For large files, you'll want to stream the download instead of loading the entire file into memory. This is done by setting the stream parameter:

response = requests.get(url, stream=True)

This will download just small chunks of the file at a time instead of the whole thing.

Write the File Contents

To save the downloaded file, loop through the response content and write each chunk to disk:

with open(filepath, 'wb') as f:
    for chunk in response.iter_content(chunk_size=1024): 
        f.write(chunk)

This iterates 1024 bytes at a time and appends each chunk using byte mode.

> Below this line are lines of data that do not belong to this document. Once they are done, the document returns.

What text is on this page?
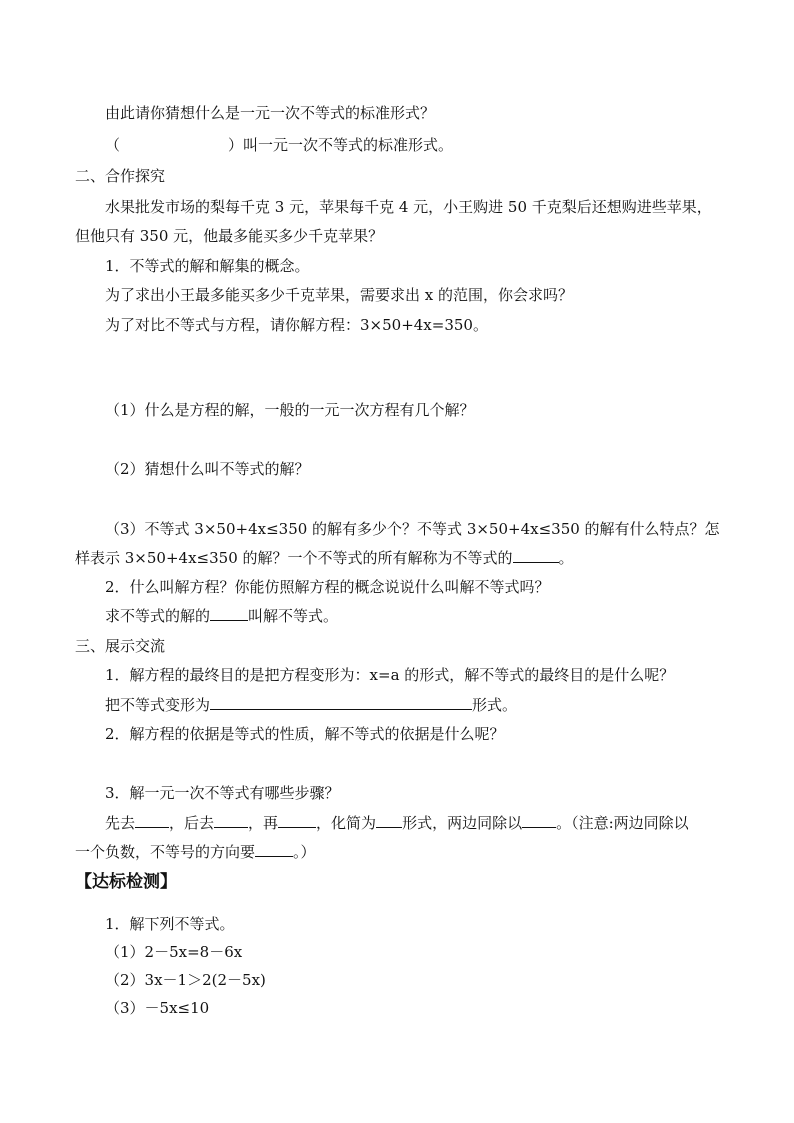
由此请你猜想什么是一元一次不等式的标准形式？
（	）叫一元一次不等式的标准形式。
二、合作探究
水果批发市场的梨每千克 3 元，苹果每千克 4 元，小王购进 50 千克梨后还想购进些苹果，
但他只有 350 元，他最多能买多少千克苹果？
1．不等式的解和解集的概念。
为了求出小王最多能买多少千克苹果，需要求出 x 的范围，你会求吗？
为了对比不等式与方程，请你解方程：3×50+4x=350。
（1）什么是方程的解，一般的一元一次方程有几个解？
（2）猜想什么叫不等式的解？
（3）不等式 3×50+4x≤350 的解有多少个？不等式 3×50+4x≤350 的解有什么特点？怎
样表示 3×50+4x≤350 的解？一个不等式的所有解称为不等式的	。
2．什么叫解方程？你能仿照解方程的概念说说什么叫解不等式吗？
求不等式的解的	叫解不等式。
三、展示交流
1．解方程的最终目的是把方程变形为：x=a 的形式，解不等式的最终目的是什么呢？
把不等式变形为	形式。
2．解方程的依据是等式的性质，解不等式的依据是什么呢？
3．解一元一次不等式有哪些步骤？
先去 ，后去 ，再	，化简为 形式，两边同除以 。（注意:两边同除以
一个负数，不等号的方向要	。）
【达标检测】
1．解下列不等式。
（1）2－5x=8－6x
（2）3x－1＞2(2－5x)
（3）－5x≤10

Handling Images and Other Media

If downloading images, videos, or other media, be sure to include the appropriate Accept header to signal the type of file you're expecting:

headers = {'Accept': 'image/jpeg'} 
response = requests.get(url, headers=headers, stream=True)

Progress Reporting

For long downloads, you may want to show a progress bar. The iter_content method supports this by including a chunk_size and returning an iterator:

from tqdm import tqdm

progress = tqdm(response.iter_content(chunk_size=1024), total=total_size)
with open(filepath, 'wb') as f:
    for chunk in progress:
        f.write(chunk)

The tqdm module handles displaying the progress bar updated after each chunk.

Following these patterns allows efficiently downloading binaries from images to executables. Requests handles all the HTTP logic while streaming and chunked writing gives you control over memory usage.